After breakfast we walked a short distance from the hotel and hired a moped for Rs.150. It was quite an interesting arrangement: We were instructed to tell any curious policemen that we borrowed the bike from a friend. After putting Rs.48 worth of petrol in, we started our journey to Old Goa. I took control for the outward journey, which was a bit nerve-wracking for Olly because it took me a few minutes to familiarise myself with the machine. However, I soon got the hang of it, and the route to Old Goa was very attractive. The road took us along the Mandovi River and through tiny settlements.

Today was the day of the festival of Holi, so we were splattered with a number of powder dyes en route.

In Old Goa itself, we observed a motorbike accident. Two locals zoomed past us on their bike and couldn't safely manoeuvre around a ricksha that had pulled out into the middle of the road to turn into a junction. Instead, the unfortunate pair continued their path straight into a market stall. Fortunately nobody was hurt, but the market stall was a complete write-off.

Old Goa is really beautiful, the main attraction being several Catholic churches built by the Portuguese.

Sé Cathedral of Santa Catarina, Old Goa.

The Basilica do Bom Jesus looked interesting so we walked inside to take a look. Before we could take a photograph, some guy approached us and asked us to leave, due to our immodest attire. We thought that sandals, shorts, and a T-shirt vest was the most appropriate attire for visiting churches when the temperature is 35° in the shade. Despite our passionate arguments, the official wouldn't compromise so we had to leave. The incident really epitomised Christian religion. It's a load of bollocks: People seem to follow stupid guidelines for the sake of it—fucking women you aren't married to is immoral et cetera. Anyway, we checked out all the other monuments and had no more trouble from anybody.

Due to our early breakfast, we had plenty of time on our hands so we decided to spend the afternoon on the beach. We had heard that Calangute was quite good, so, after checking the route back in Panaji, we set off for some sunbathing.

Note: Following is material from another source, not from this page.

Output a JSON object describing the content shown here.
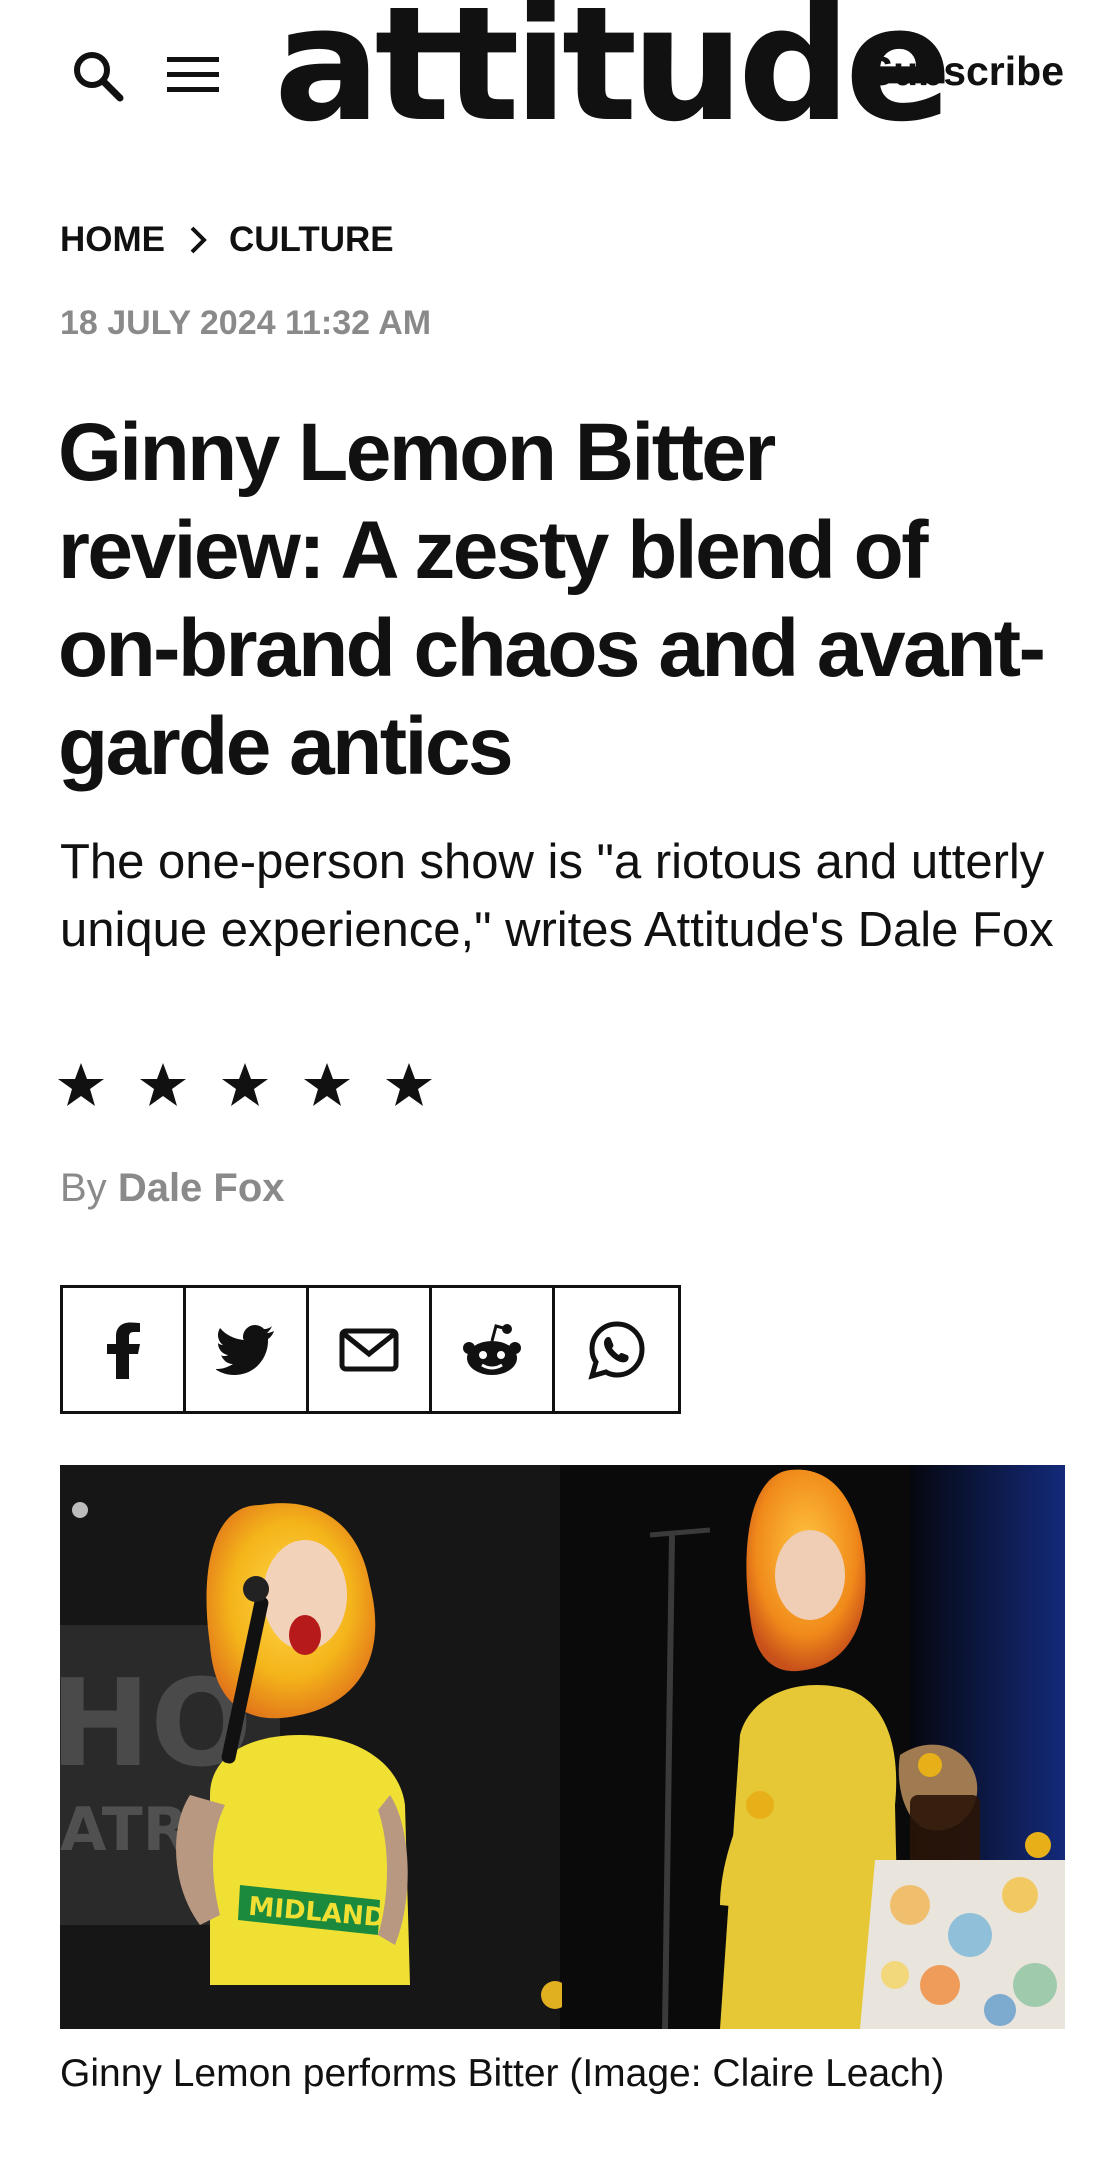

Riding through the city centre was a little bit stressful, but, as soon as we got off the ferry on the other side of the river, everything was fine. The scenery was spectacular. Sometimes the road took us onto high ground and we had views of palm-tree valleys dotted with pure-white Portuguese churches.

As we had been told, the beach at Calangute was very attractive. After a disappointing meal at a beach-side restaurant, we found a nice spot and collapsed on our mats.

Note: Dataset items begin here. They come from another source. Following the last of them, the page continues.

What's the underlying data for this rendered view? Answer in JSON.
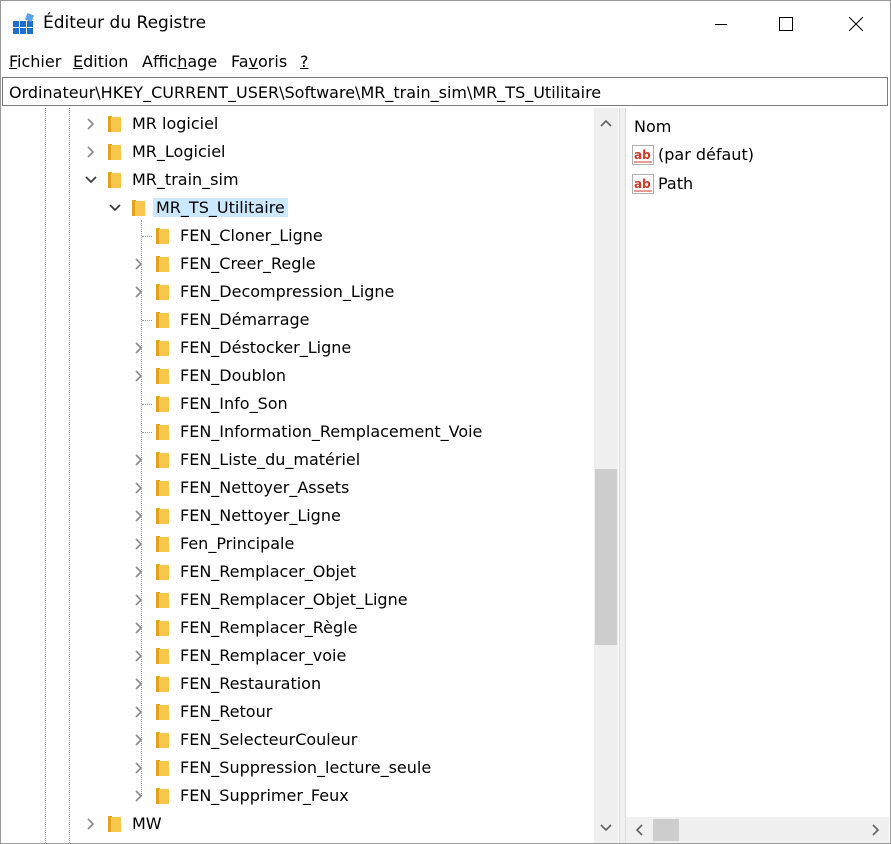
{
  "window": {
    "title": "Éditeur du Registre"
  },
  "menu": {
    "items": [
      {
        "u": "F",
        "rest": "ichier"
      },
      {
        "u": "E",
        "rest": "dition"
      },
      {
        "pre": "Affic",
        "u": "h",
        "rest": "age"
      },
      {
        "pre": "Fa",
        "u": "v",
        "rest": "oris"
      },
      {
        "u": "?",
        "rest": ""
      }
    ]
  },
  "address": {
    "path": "Ordinateur\\HKEY_CURRENT_USER\\Software\\MR_train_sim\\MR_TS_Utilitaire"
  },
  "tree": {
    "items": [
      {
        "label": "MR logiciel",
        "level": 0,
        "expander": "collapsed"
      },
      {
        "label": "MR_Logiciel",
        "level": 0,
        "expander": "collapsed"
      },
      {
        "label": "MR_train_sim",
        "level": 0,
        "expander": "expanded"
      },
      {
        "label": "MR_TS_Utilitaire",
        "level": 1,
        "expander": "expanded",
        "selected": true
      },
      {
        "label": "FEN_Cloner_Ligne",
        "level": 2,
        "expander": "none"
      },
      {
        "label": "FEN_Creer_Regle",
        "level": 2,
        "expander": "collapsed"
      },
      {
        "label": "FEN_Decompression_Ligne",
        "level": 2,
        "expander": "collapsed"
      },
      {
        "label": "FEN_Démarrage",
        "level": 2,
        "expander": "none"
      },
      {
        "label": "FEN_Déstocker_Ligne",
        "level": 2,
        "expander": "collapsed"
      },
      {
        "label": "FEN_Doublon",
        "level": 2,
        "expander": "collapsed"
      },
      {
        "label": "FEN_Info_Son",
        "level": 2,
        "expander": "none"
      },
      {
        "label": "FEN_Information_Remplacement_Voie",
        "level": 2,
        "expander": "none"
      },
      {
        "label": "FEN_Liste_du_matériel",
        "level": 2,
        "expander": "collapsed"
      },
      {
        "label": "FEN_Nettoyer_Assets",
        "level": 2,
        "expander": "collapsed"
      },
      {
        "label": "FEN_Nettoyer_Ligne",
        "level": 2,
        "expander": "collapsed"
      },
      {
        "label": "Fen_Principale",
        "level": 2,
        "expander": "collapsed"
      },
      {
        "label": "FEN_Remplacer_Objet",
        "level": 2,
        "expander": "collapsed"
      },
      {
        "label": "FEN_Remplacer_Objet_Ligne",
        "level": 2,
        "expander": "collapsed"
      },
      {
        "label": "FEN_Remplacer_Règle",
        "level": 2,
        "expander": "collapsed"
      },
      {
        "label": "FEN_Remplacer_voie",
        "level": 2,
        "expander": "collapsed"
      },
      {
        "label": "FEN_Restauration",
        "level": 2,
        "expander": "collapsed"
      },
      {
        "label": "FEN_Retour",
        "level": 2,
        "expander": "collapsed"
      },
      {
        "label": "FEN_SelecteurCouleur",
        "level": 2,
        "expander": "collapsed"
      },
      {
        "label": "FEN_Suppression_lecture_seule",
        "level": 2,
        "expander": "collapsed"
      },
      {
        "label": "FEN_Supprimer_Feux",
        "level": 2,
        "expander": "collapsed"
      },
      {
        "label": "MW",
        "level": 0,
        "expander": "collapsed"
      }
    ]
  },
  "values": {
    "column_name": "Nom",
    "items": [
      {
        "name": "(par défaut)",
        "icon": "string-value-icon"
      },
      {
        "name": "Path",
        "icon": "string-value-icon"
      }
    ]
  },
  "colors": {
    "folder": "#f7c64c",
    "folder_dark": "#e3a21a",
    "selection": "#cce8ff",
    "scrollbar": "#f0f0f0",
    "thumb": "#cdcdcd"
  }
}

Baga Beach (connected to Calangute Beach).

The sea looked very inviting. It was a purer blue than at Anjuna, and we knew it would be warm. We had excellent fun body-surfing on the largest of the breakers. After a bit of practice, we became quite adept, and scraped our chests on the sand several times.

At around 4.00 we had a tea and rode back to Panaji. I was tired from the body-surfing, so I lounged around while Olly fixed his day-sack. As usual, we ate dinner at our hotel.